HtmlBlockPreprocessor: There used to just be preprocessors. They all worked on the same api (they all got split lines – or was is one string – I forget) and either split or merged those lines as they needed. Then, they were broken into preprocessors and textpreprocessors. The api for one takes split lines and the other a single string. Unfortunately, the comments and documentation were never updated to reflect this. It’s on my todo list.

I should also mention that the HtmlBlockPreprocessor code gives me headaches as well. It was there before I came on board and I have generally avoided it with a few minor exceptions. Probably due for a refactor. Thanks for your tips.

Postprocessors

As with preprocessors, there used to only be one type of postprocessor with a comment saying none existed in core, but that the footnote extension provided an example. Then, some complained that there was no escaping of html blocks (as I discussed above) and no easy way to override the default behavior. At the time, the code in RawHtmlTextPostprocessor existed in the convert method of the Markdown class. I realized this could easily be made a postprocessor to make it easier to override. However, I needed it to work on a single string rather than the dom (there may be other approaches, but this was the approach already taken by the existing code), so I followed the example of the preprocessors. I just documented what I did in the comments. Had the preprocessors been properly documented, I suspect Greg would have pointed to the the Liskov Substitution Principle when discussing them. In any event, this is now on my todo list.

I’m not quite sure why Greg is concerned that there is only one place in the code were escaping takes place. It seems more DRY to me, but maybe I’m missing something.

InlinePatterns

I appreciate Greg’s criticisms of the structure of the InlinePatterns. The jumping back and forth has been an annoyance of mine as well. The problem is that the current api is relied upon by extensions and any change to the api would break existing extensions. It’s not that we are against a change, but it needs to be done right before it’s justified. There’s also the issue of nested inline patterns which Greg didn’t address here. That needs a better implementation and needs to be considered as well.

Core Markdown

First of all, despite the comments in the code to the contrary, I think that the core is less ugly than some of the other parts of the code. Of course, I have been working mostly within the core recently and have cleaned some of it up so my opinion may be tainted.

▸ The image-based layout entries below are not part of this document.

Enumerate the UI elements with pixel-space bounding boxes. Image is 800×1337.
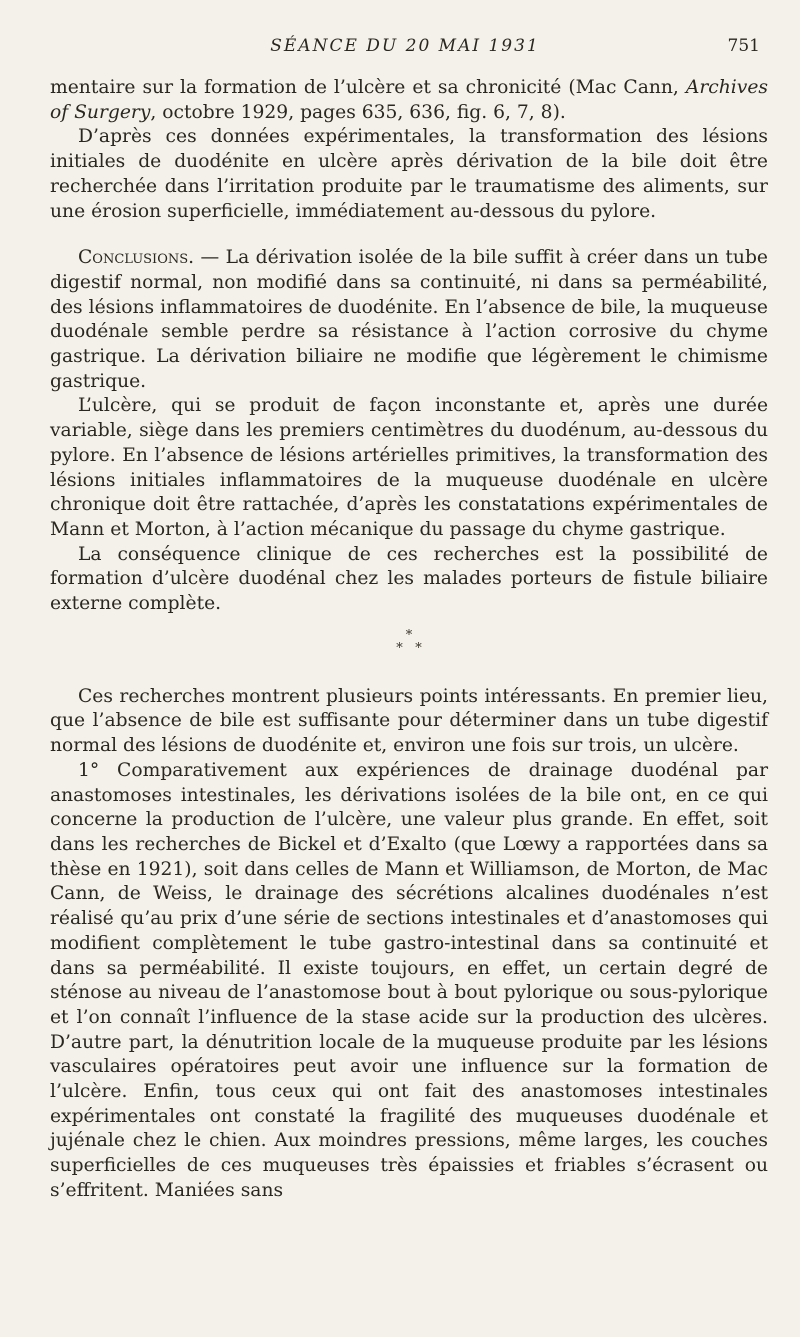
- asterism-divider: [50, 629, 768, 655]
- section-label: Conclusions.: [78, 247, 195, 269]
- paragraph-continuation: [50, 76, 768, 125]
- page-number: 751: [727, 36, 760, 56]
- body-text: [50, 76, 768, 1204]
- running-head: [50, 36, 760, 64]
- dash: —: [194, 247, 226, 269]
- asterism-top: *: [405, 627, 413, 643]
- asterism-bottom: * *: [396, 640, 422, 656]
- running-title: SÉANCE DU 20 MAI 1931: [270, 36, 540, 56]
- paragraph-text: mentaire sur la formation de l’ulcère et sa chronicité (Mac Cann,: [50, 77, 686, 98]
- conclusions-paragraph: [50, 246, 768, 394]
- journal-title: Archives of Surgery: [50, 77, 768, 123]
- paragraph: La conséquence clinique de ces recherches est la possibilité de formation d’ulcère duodénal chez les malades porteurs de fistule biliaire externe complète.: [50, 543, 768, 615]
- paragraph-text: , octobre 1929, pages 635, 636, fig. 6, 7, 8).: [150, 101, 566, 123]
- paragraph-numbered: 1° Comparativement aux expériences de drainage duodénal par anastomoses intestinales, les dérivations isolées de la bile ont, en ce qui concerne la production de l’ulcère, une valeur plus grande. En effet, soit dans les recherches de Bickel et d’Exalto (que Lœwy a rapportées dans sa thèse en 1921), soit dans celles de Mann et Williamson, de Morton, de Mac Cann, de Weiss, le drainage des sécrétions alcalines duodénales n’est réalisé qu’au prix d’une série de sections intestinales et d’anastomoses qui modifient complètement le tube gastro-intestinal dans sa continuité et dans sa perméabilité. Il existe toujours, en effet, un certain degré de sténose au niveau de l’anastomose bout à bout pylorique ou sous-pylorique et l’on connaît l’influence de la stase acide sur la production des ulcères. D’autre part, la dénutrition locale de la muqueuse produite par les lésions vasculaires opératoires peut avoir une influence sur la formation de l’ulcère. Enfin, tous ceux qui ont fait des anastomoses intestinales expérimentales ont constaté la fragilité des muqueuses duodénale et jujénale chez le chien. Aux moindres pressions, même larges, les couches superficielles de ces muqueuses très épaissies et friables s’écrasent ou s’effritent. Maniées sans: [50, 759, 768, 1201]
- paragraph-text: La dérivation isolée de la bile suffit à créer dans un tube digestif normal, non modifié dans sa continuité, ni dans sa perméabilité, des lésions inflammatoires de duodénite. En l’absence de bile, la muqueuse duodénale semble perdre sa résistance à l’action corrosive du chyme gastrique. La dérivation biliaire ne modifie que légèrement le chimisme gastrique.: [50, 247, 768, 392]
- paragraph: L’ulcère, qui se produit de façon inconstante et, après une durée variable, siège dans les premiers centimètres du duodénum, au-dessous du pylore. En l’absence de lésions artérielles primitives, la transformation des lésions initiales inflammatoires de la muqueuse duodénale en ulcère chronique doit être rattachée, d’après les constatations expérimentales de Mann et Morton, à l’action mécanique du passage du chyme gastrique.: [50, 395, 768, 540]
- paragraph: Ces recherches montrent plusieurs points intéressants. En premier lieu, que l’absence de bile est suffisante pour déterminer dans un tube digestif normal des lésions de duodénite et, environ une fois sur trois, un ulcère.: [50, 685, 768, 757]
- paragraph: D’après ces données expérimentales, la transformation des lésions initiales de duodénite en ulcère après dérivation de la bile doit être recherchée dans l’irritation produite par le traumatisme des aliments, sur une érosion superficielle, immédiatement au-dessous du pylore.: [50, 126, 768, 222]
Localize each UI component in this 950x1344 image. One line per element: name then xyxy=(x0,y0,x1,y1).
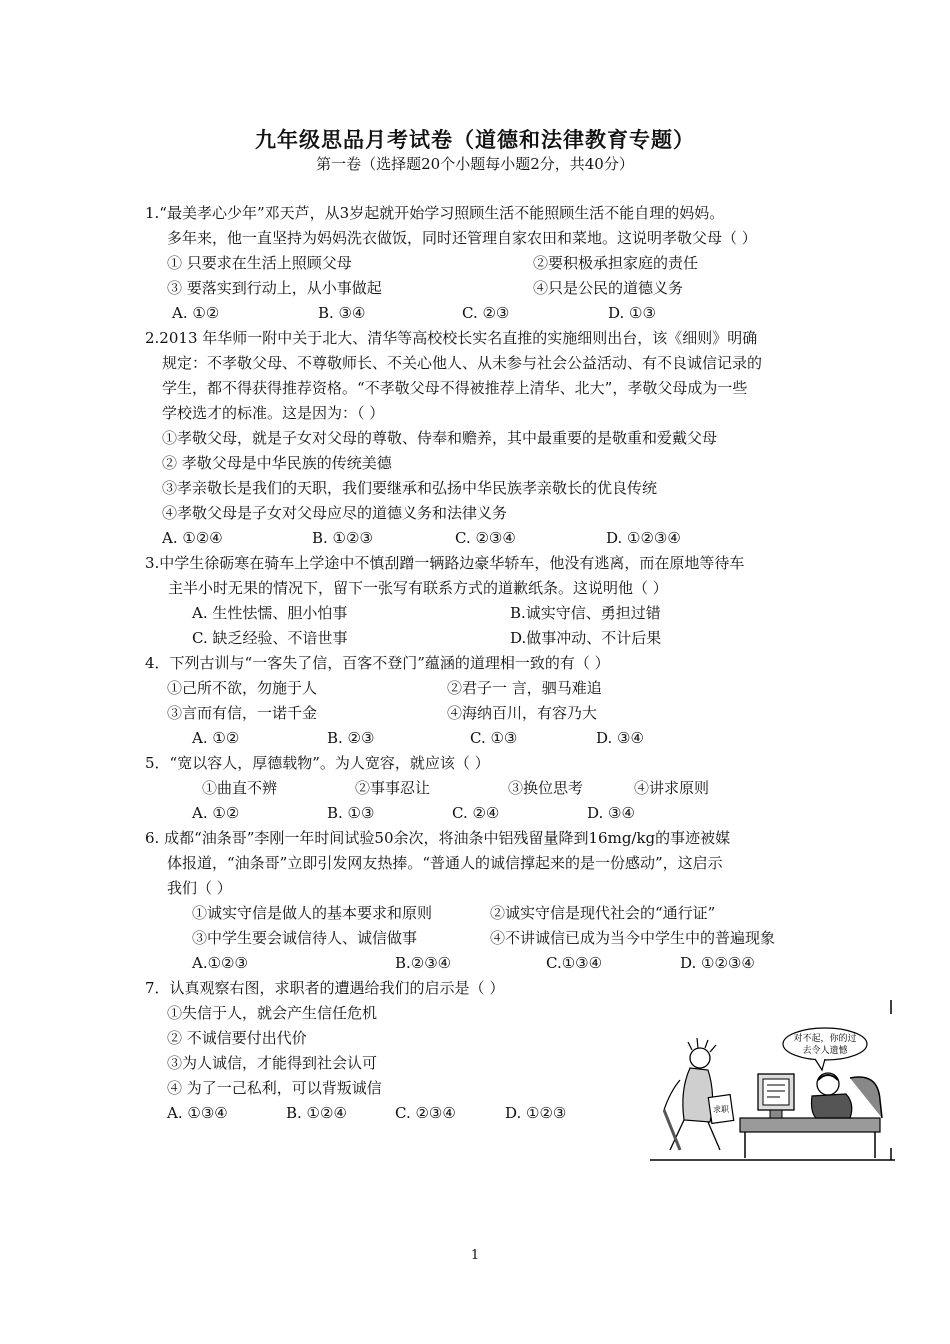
q2-option-2: ② 孝敬父母是中华民族的传统美德 xyxy=(162,454,392,472)
q1-option-1: ① 只要求在生活上照顾父母 xyxy=(167,254,352,272)
q3-stem-line1: 3.中学生徐砺寒在骑车上学途中不慎刮蹭一辆路边豪华轿车，他没有逃离，而在原地等待车 xyxy=(145,554,745,572)
q2-stem-line3: 学生，都不得获得推荐资格。“不孝敬父母不得被推荐上清华、北大”，孝敬父母成为一些 xyxy=(162,379,748,397)
q2-choice-a: A. ①②④ xyxy=(162,529,223,547)
q6-choice-b: B.②③④ xyxy=(395,954,452,972)
q5-stem: 5．“宽以容人，厚德载物”。为人宽容，就应该（ ） xyxy=(145,754,490,772)
q4-option-1: ①己所不欲，勿施于人 xyxy=(167,679,318,697)
q7-option-4: ④ 为了一己私利，可以背叛诚信 xyxy=(167,1079,382,1097)
q4-choice-b: B. ②③ xyxy=(327,729,375,747)
q2-option-1: ①孝敬父母，就是子女对父母的尊敬、侍奉和赡养，其中最重要的是敬重和爱戴父母 xyxy=(162,429,718,447)
q6-choice-a: A.①②③ xyxy=(192,954,248,972)
q6-stem-line1: 6. 成都“油条哥”李刚一年时间试验50余次，将油条中铝残留量降到16mg/kg的事迹被媒 xyxy=(145,829,731,847)
q3-choice-b: B.诚实守信、勇担过错 xyxy=(510,604,661,622)
q6-stem-line2: 体报道，“油条哥”立即引发网友热捧。“普通人的诚信撑起来的是一份感动”，这启示 xyxy=(167,854,723,872)
q4-option-4: ④海纳百川，有容乃大 xyxy=(447,704,598,722)
q7-choice-b: B. ①②④ xyxy=(286,1104,347,1122)
q4-option-2: ②君子一 言，驷马难追 xyxy=(447,679,602,697)
q6-choice-d: D. ①②③④ xyxy=(680,954,755,972)
q2-choice-b: B. ①②③ xyxy=(312,529,373,547)
page-number: 1 xyxy=(470,1248,480,1263)
q4-option-3: ③言而有信，一诺千金 xyxy=(167,704,318,722)
q2-stem-line4: 学校选才的标准。这是因为：（ ） xyxy=(162,404,385,422)
q3-choice-d: D.做事冲动、不计后果 xyxy=(510,629,662,647)
q1-stem-line1: 1.“最美孝心少年”邓天芦，从3岁起就开始学习照顾生活不能照顾生活不能自理的妈妈。 xyxy=(145,204,725,222)
q6-stem-line3: 我们（ ） xyxy=(167,879,232,897)
q5-option-3: ③换位思考 xyxy=(508,779,584,797)
q5-choice-a: A. ①② xyxy=(192,804,240,822)
q2-option-4: ④孝敬父母是子女对父母应尽的道德义务和法律义务 xyxy=(162,504,508,522)
exam-subtitle: 第一卷（选择题20个小题每小题2分，共40分） xyxy=(316,155,634,173)
q1-option-3: ③ 要落实到行动上，从小事做起 xyxy=(167,279,382,297)
q6-option-3: ③中学生要会诚信待人、诚信做事 xyxy=(192,929,418,947)
q3-stem-line2: 主半小时无果的情况下，留下一张写有联系方式的道歉纸条。这说明他（ ） xyxy=(168,579,668,597)
q1-choice-a: A. ①② xyxy=(172,304,220,322)
q4-choice-d: D. ③④ xyxy=(596,729,644,747)
q1-choice-b: B. ③④ xyxy=(318,304,366,322)
q2-choice-d: D. ①②③④ xyxy=(606,529,681,547)
q7-option-2: ② 不诚信要付出代价 xyxy=(167,1029,307,1047)
q7-choice-a: A. ①③④ xyxy=(167,1104,228,1122)
q7-option-3: ③为人诚信，才能得到社会认可 xyxy=(167,1054,378,1072)
q4-stem: 4．下列古训与“一客失了信，百客不登门”蕴涵的道理相一致的有（ ） xyxy=(145,654,610,672)
q4-choice-a: A. ①② xyxy=(192,729,240,747)
q6-option-1: ①诚实守信是做人的基本要求和原则 xyxy=(192,904,433,922)
q2-option-3: ③孝亲敬长是我们的天职，我们要继承和弘扬中华民族孝亲敬长的优良传统 xyxy=(162,479,658,497)
q1-option-4: ④只是公民的道德义务 xyxy=(533,279,684,297)
q7-choice-d: D. ①②③ xyxy=(505,1104,567,1122)
q4-choice-c: C. ①③ xyxy=(470,729,518,747)
q5-choice-d: D. ③④ xyxy=(587,804,635,822)
q5-choice-b: B. ①③ xyxy=(327,804,375,822)
speech-bubble-line1: 对不起，你的过 xyxy=(793,1034,857,1044)
q5-option-1: ①曲直不辨 xyxy=(202,779,278,797)
q5-option-4: ④讲求原则 xyxy=(634,779,710,797)
q2-choice-c: C. ②③④ xyxy=(455,529,516,547)
q6-option-4: ④不讲诚信已成为当今中学生中的普遍现象 xyxy=(490,929,776,947)
q7-stem: 7．认真观察右图，求职者的遭遇给我们的启示是（ ） xyxy=(145,979,505,997)
q3-choice-a: A. 生性怯懦、胆小怕事 xyxy=(192,604,348,622)
q7-option-1: ①失信于人，就会产生信任危机 xyxy=(167,1004,378,1022)
q7-choice-c: C. ②③④ xyxy=(395,1104,456,1122)
speech-bubble-line2: 去令人遗憾 xyxy=(802,1046,848,1056)
q1-choice-c: C. ②③ xyxy=(462,304,510,322)
exam-title: 九年级思品月考试卷（道德和法律教育专题） xyxy=(255,127,695,152)
resume-paper-text: 求职 xyxy=(713,1105,729,1114)
q2-stem-line1: 2.2013 年华师一附中关于北大、清华等高校校长实名直推的实施细则出台，该《细则》明确 xyxy=(145,329,758,347)
q6-choice-c: C.①③④ xyxy=(546,954,603,972)
q3-choice-c: C. 缺乏经验、不谙世事 xyxy=(192,629,348,647)
q5-choice-c: C. ②④ xyxy=(452,804,500,822)
q2-stem-line2: 规定：不孝敬父母、不尊敬师长、不关心他人、从未参与社会公益活动、有不良诚信记录的 xyxy=(162,354,763,372)
q5-option-2: ②事事忍让 xyxy=(355,779,431,797)
job-seeker-cartoon xyxy=(650,1000,895,1162)
q1-stem-line2: 多年来，他一直坚持为妈妈洗衣做饭，同时还管理自家农田和菜地。这说明孝敬父母（ ） xyxy=(167,229,757,247)
q1-choice-d: D. ①③ xyxy=(608,304,656,322)
q6-option-2: ②诚实守信是现代社会的“通行证” xyxy=(490,904,716,922)
q1-option-2: ②要积极承担家庭的责任 xyxy=(533,254,699,272)
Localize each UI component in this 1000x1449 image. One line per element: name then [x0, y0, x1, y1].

On line 1889, the convert method does xml = xml.strip()[23:-7] + "\n" because of the output of the dom. I always thought that was a little strange myself and wondered why the dom’s toxml method doesn’t do that. Yuri?

In _transform lines that start with # (headers in markdown syntax) are special because they don’t get the same treatment as any other block level sections. Namely, they can only be on one line. This is where that is enforced rather than the code that parses headers. Some recent hacking on the headers code was causing me headaches because I forgot about this restriction. This may be something else to refactor. Again, thanks for the pointer.

Someday, if anyone ever finds the time, a thorough read of _processSection, would be most welcome. This is probably closest to the top of my list for refactoring. I’d like to see an easy way to add block level sections through an extension mechanism and it’s not easy as is. Any and all suggestions are welcome. Of course, if you don’t no hard feelings.

That concludes Greg’s review of the code. he seemed to skim the rest as he was tired. I’m glad he did. I’m tired as well. But is was fun. Thanks for the pointers Greg. I look forward to seeing Python-Markdown integrated into DrProject.